La cartographie de cette décrue financière met en lumière une concentration oligopolistique du marché. Six établissements dominent le paysage, avec en tête la Commercial Bank Tchad (CBT) qui capte 26,23 % de la distribution, suivie de Coris Banque (15,52 %) et de la BSIC (14,43 %). Malgré cette présence institutionnelle, le robinet du crédit se tarit pour les segments les plus vulnérables. Les PME, véritables moteurs de l'emploi, voient leurs concours bancaires chuter à 50,6 milliards FCFA, tandis que les grandes entreprises enregistrent également un recul de leur exposition à 93,2 milliards FCFA. Les particuliers ne sont pas épargnés par cette rigueur : leurs crédits ont diminué de 14,03 %, freinés par un coût du loyer de l'argent pour la consommation qui culmine désormais à un taux moyen de 17,45 %.
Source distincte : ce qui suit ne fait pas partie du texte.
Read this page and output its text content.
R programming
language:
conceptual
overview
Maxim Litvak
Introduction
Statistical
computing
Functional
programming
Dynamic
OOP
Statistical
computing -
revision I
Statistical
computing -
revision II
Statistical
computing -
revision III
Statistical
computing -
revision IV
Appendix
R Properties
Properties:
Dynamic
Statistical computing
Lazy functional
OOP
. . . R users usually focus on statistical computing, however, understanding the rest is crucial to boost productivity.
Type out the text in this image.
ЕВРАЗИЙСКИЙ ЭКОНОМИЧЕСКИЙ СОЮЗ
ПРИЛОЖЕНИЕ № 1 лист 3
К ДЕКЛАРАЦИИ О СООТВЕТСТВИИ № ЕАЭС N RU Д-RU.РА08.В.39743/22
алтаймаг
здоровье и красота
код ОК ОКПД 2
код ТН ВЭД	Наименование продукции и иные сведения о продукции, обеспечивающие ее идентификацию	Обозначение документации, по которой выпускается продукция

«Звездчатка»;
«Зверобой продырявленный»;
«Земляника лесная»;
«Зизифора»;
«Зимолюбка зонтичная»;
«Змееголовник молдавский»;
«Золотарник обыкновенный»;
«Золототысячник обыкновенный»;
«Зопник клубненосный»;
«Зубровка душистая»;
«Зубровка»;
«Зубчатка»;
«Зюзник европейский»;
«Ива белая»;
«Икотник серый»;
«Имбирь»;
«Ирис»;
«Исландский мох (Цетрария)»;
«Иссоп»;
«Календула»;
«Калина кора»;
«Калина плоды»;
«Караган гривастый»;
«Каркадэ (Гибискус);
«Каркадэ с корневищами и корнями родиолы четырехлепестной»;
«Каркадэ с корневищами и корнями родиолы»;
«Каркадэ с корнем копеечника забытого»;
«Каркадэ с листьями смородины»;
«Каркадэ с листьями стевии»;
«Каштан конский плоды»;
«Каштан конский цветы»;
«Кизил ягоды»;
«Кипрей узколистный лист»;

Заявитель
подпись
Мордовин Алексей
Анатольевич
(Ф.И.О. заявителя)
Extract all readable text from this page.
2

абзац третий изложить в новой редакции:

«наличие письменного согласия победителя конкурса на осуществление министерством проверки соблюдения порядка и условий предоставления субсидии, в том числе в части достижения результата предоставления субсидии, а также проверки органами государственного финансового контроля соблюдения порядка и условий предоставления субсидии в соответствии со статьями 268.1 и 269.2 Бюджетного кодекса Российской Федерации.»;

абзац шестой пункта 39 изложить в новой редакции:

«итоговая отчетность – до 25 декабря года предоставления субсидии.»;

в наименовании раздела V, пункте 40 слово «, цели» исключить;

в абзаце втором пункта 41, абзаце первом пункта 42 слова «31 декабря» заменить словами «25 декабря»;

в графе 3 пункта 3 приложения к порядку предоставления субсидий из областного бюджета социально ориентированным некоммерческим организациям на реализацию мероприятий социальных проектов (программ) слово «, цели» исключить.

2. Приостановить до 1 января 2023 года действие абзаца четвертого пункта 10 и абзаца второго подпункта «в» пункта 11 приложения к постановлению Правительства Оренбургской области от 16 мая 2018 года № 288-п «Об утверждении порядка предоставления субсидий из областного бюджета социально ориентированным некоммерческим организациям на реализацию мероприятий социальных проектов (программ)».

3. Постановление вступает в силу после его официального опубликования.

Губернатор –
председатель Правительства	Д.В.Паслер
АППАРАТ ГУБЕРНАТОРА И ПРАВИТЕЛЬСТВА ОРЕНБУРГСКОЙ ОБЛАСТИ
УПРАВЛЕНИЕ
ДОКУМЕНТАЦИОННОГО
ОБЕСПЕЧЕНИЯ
L'analyse de la maturité des engagements bancaires confirme la posture défensive des prêteurs. En 2026, plus de 85 % des crédits octroyés sont des concours à court terme, laissant les investissements de moyen et long terme (respectivement 7,23 % et 7,71 %) dans une zone de marginalité préoccupante. Paradoxalement, si le secteur privé subit une hausse des taux, les administrations publiques bénéficient d'un léger assouplissement avec un taux ramené à 6,09 %. Cette sélectivité accrue des banques, opérant dans un environnement marqué par l'incertitude macroéconomique, pourrait induire un ralentissement de l'activité non pétrolière. Sans une détente des conditions financières ou l'activation de mécanismes de garantie étatiques plus robustes, le tarissement des flux de crédit risque de transformer ce resserrement conjoncturel en une stagnation structurelle durable.